Single α-particle irradiation permits real-time visualization of RNF8 accumulation at DNA damaged sites

Abstract

As well as being a significant source of environmental radiation exposure, α-particles are increasingly considered for use in targeted radiation therapy. A better understanding of α-particle induced damage at the DNA scale can be achieved by following their tracks in real-time in targeted living cells. Focused α-particle microbeams can facilitate this but, due to their low energy (up to a few MeV) and limited range, α-particles detection, delivery, and follow-up observations of radiation-induced damage remain difficult. In this study, we developed a thin Boron-doped Nano-Crystalline Diamond membrane that allows reliable single α-particles detection and single cell irradiation with negligible beam scattering. The radiation-induced responses of single 3 MeV α-particles delivered with focused microbeam are visualized in situ over thirty minutes after irradiation by the accumulation of the GFP-tagged RNF8 protein at DNA damaged sites.

Figure 1. Characterization of the BNCD membranes.

(a) Experimental set-up. The BNCD membranes were tested under vacuum for electron emission and thickness measurements. Electrical pulses induced by α-particle hits were acquired simultaneously from both CEM (channel electron multiplier) and thick silicon detectors. (b) Impact of the BNCD membranes on the transmitted energy. The red spectrum shows the energy transmitted through a 150 nm thick commercially available Si₃N₄ window. The two BNCD membranes (blue and green spectra) induce the same energy loss, thus the overlapped spectra. The black curve shows the beam energy without any material in its path. When passing through the BNCD membranes, an average energy loss of 200 keV is measured. (c) Channeltron pulse height spectra. The channeltron output signal is clearly separated from background for both BNCD membranes. The red curve shows the spectrum obtained on a Si₃N₄ window without any coating.

Figure 2. CR39 track detectors irradiated with counted α-particles.

(a) The BNCD membranes were validated as vacuum windows by irradiating track detectors or cells with single α-particles in air. Pulses from the CEM were used to trigger the beam shutter when the required number of hits was reached. (b) Single particle irradiation in a regular pattern every 10 μm. Black dots correspond to etched tracks. (c) 10 particles delivered every 20 μm. All particles are delivered in a 5-μm diameter circle.

Figure 3. Induction GFP-RNF8 and γH2AX IRIF in cells irradiated with random α-particles.

(a) Hoechst³³³⁴² staining reveals the nuclear chromatin. (b) IRIF are visualized with γH2AX immuno-detection in fixed cells exposed to ²³⁹Pu source. (c) GFP-RNF8 is re-localized to the DNA damaged areas, and (d) the merged image shows the overlap of GFP-RNF8 and γH2AX 30 minutes after irradiation.

Figure 4. Heterogeneity of GFP-RNF8 response in cell nuclei irradiated with different patterns.

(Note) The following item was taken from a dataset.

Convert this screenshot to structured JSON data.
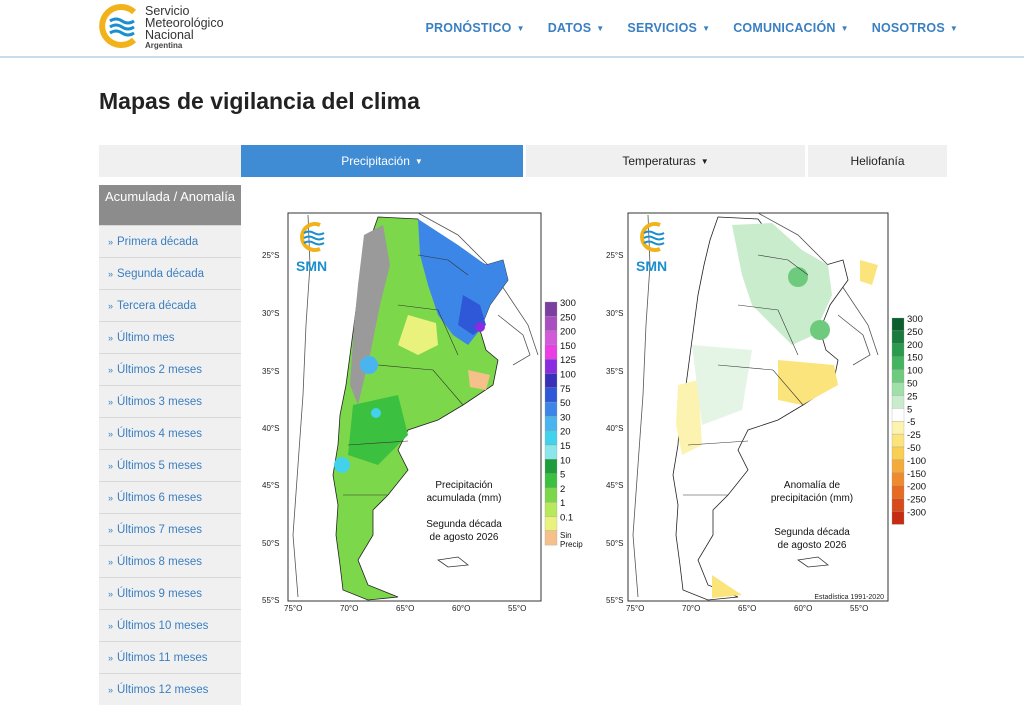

Cells are irradiated with (a) one α-particle, (b) 5 α-particles distributed on a cross pattern. The targeted positions are separated by 4 μm. (c) 10 α-particles focalized on one position, and (d) regular pattern scanned over the whole microscope field of view. 8 α-particles induced-foci are distributed in the nucleus. (e) Fluorescence intensities measured along the two lines drawn in the inset plotted against their length. The blue line shows the constant nuclear fluorescence background; the orange line shows three peaks corresponding to the IRIF. Three different fluorescence intensities are observed suggesting an inhomogeneous chromatin density.

Figure 5. Time-lapse imaging of GFP-RNF8 in a cell nucleus irradiated with single α-particles.

(a) The cell nucleus is targeted and irradiated at time 0 with a single α-particle per point on a cross pattern, each point separated by 4 μm. The re-localization of GFP-RNF8 is observed over 30 min following irradiation and selected time points are shown. (b) Kinetics curves of GFP-RNF8 corresponding to each IRIF obtained from experimetal data. Experimental curves (green points) are normalized and fit (black line) with a model for the first-order response. The intensity fluorescence of GFP-RNF8 protein in the damaged areas is higly variable, as described in each inset by the A parameter. The recruitment time (T) varies independently from the intensity fluorescence reached.